Cinema | October 17th, 2018
Damien Chazelle’s fourth feature follows the trajectory common to the careers of many ambitious and talented filmmakers honored with Academy Awards: the dissipation of rawness and experimentation as budgets, expectations, and stakes increase. “First Man,” a deeply self-serious adaptation of James R. Hansen’s Neil Armstrong biography of the same name, is the first of Chazelle’s features written by someone other than the director (the screenplay is the work of “Spotlight” Oscar-winner Josh Singer). The movie stars “La La Land” collaborator Ryan Gosling, and boasts meticulous attention to detail in the period reconstructions of America’s 1960s space program. Linus Sandgren’s photography alternates between frame-perfect stagings of familiar NASA footage and swooning flight porn eager to find new ways to dramatize the high-stakes endeavors.
A number of commentators have already wondered why Chazelle would choose this particular material at this particular time -- a kind of anti-“Hidden Figures.” Not only does the story focus entirely on a heroic white man whose colleagues are all white men, the relegation of Claire Foy’s Janet Armstrong to the grim and thankless part of the eternally supportive wife saddles the tremendous performer with too many scenes depicting her barely concealed bitterness as she carries on with Sisyphean domestic tasks -- folding laundry, disciplining children -- compounded by the absence of her mate and the physical and emotional distance between them.

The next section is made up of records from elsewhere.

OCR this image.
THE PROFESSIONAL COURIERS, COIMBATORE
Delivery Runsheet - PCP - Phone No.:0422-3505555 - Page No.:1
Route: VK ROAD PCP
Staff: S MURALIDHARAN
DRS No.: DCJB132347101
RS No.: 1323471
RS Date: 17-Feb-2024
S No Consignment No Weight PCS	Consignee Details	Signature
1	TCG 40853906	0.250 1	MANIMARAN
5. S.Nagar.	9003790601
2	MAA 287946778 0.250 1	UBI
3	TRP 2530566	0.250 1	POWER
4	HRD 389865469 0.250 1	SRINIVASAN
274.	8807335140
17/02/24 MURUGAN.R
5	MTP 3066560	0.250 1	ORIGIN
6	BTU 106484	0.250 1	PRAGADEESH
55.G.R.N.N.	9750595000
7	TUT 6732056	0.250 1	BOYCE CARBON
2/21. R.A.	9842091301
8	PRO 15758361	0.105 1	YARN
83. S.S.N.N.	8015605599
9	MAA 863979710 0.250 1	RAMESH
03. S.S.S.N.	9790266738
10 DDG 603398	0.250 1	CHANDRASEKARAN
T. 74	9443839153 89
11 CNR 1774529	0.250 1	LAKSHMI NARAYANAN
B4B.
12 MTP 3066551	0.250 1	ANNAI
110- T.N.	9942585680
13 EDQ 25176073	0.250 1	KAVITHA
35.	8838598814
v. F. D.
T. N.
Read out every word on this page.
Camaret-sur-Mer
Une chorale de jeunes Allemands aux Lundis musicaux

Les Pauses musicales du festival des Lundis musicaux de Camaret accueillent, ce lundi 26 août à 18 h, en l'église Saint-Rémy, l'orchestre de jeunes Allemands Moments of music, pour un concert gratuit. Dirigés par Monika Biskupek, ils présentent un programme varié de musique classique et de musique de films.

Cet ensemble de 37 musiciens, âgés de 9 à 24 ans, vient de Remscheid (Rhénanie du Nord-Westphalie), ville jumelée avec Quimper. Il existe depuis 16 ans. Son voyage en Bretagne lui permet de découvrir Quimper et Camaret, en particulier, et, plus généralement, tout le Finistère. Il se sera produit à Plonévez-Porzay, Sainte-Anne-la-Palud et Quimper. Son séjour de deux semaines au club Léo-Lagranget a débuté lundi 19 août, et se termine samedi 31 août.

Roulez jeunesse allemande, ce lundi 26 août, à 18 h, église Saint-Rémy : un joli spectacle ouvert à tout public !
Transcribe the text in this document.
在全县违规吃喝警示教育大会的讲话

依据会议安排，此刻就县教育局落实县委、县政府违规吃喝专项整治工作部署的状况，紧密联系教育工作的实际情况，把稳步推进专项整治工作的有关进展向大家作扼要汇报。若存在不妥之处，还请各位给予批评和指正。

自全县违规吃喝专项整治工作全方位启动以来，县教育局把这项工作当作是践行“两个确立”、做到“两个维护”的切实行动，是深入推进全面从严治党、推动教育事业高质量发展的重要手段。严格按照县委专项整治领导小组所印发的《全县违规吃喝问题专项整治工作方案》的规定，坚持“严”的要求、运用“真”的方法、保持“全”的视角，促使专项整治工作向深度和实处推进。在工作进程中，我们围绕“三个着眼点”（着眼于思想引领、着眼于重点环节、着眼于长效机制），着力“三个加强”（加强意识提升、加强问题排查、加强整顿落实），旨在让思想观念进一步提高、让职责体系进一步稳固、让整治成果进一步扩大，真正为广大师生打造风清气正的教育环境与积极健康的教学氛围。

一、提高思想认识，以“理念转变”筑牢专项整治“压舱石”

Just as troubling is the way in which “First Man” expresses no interest in probing the complexities of space race mythologizing, content instead to follow the bullet points of historical moments along the path from JFK’s exploratory ambitions to the world-famous “giant leap for mankind.” Richard Brody’s emphatic critique, in which he refers to “First Man” as a “right-wing fetish object,” blasts what he reads as the movie’s regressive shortsightedness. Brody argues that Chazelle has made “a film of deluded, cultish longing for an earlier era of American life…,” and the irony of political jabs at the movie from the likes of Marco Rubio and Donald Trump (who both attacked the film for not depicting the planting of the American flag on the lunar surface) is not lost on “The New Yorker” writer.
When Leon Bridges appears as Gil Scott-Heron in a protest montage performing “Whitey on the Moon,” the movie briefly comes alive in a way that is almost entirely missing from the hermetically sealed history lessons depicting the efforts overseen by Kyle Chandler’s Deke Slayton and Ciaran Hinds’ Robert Gilruth. I couldn’t exactly be sure what Chazelle intended by using a clip of Kurt Vonnegut advocating for social/domestic spending over the steep costs of the space program, but that line of inquiry disappeared as quickly and unexpectedly as it arrived, returning us to the immediate concerns of the inscrutable and stoic Armstrong.
At 138 minutes, “First Man” is longer than it needs to be. I kept imagining an alternate, 84-minute version of the movie made by Chazelle in his early 20s for 60,000 dollars, and decided it would almost certainly be more interesting and entertaining than the 2018 number that cost more than 60 million bucks.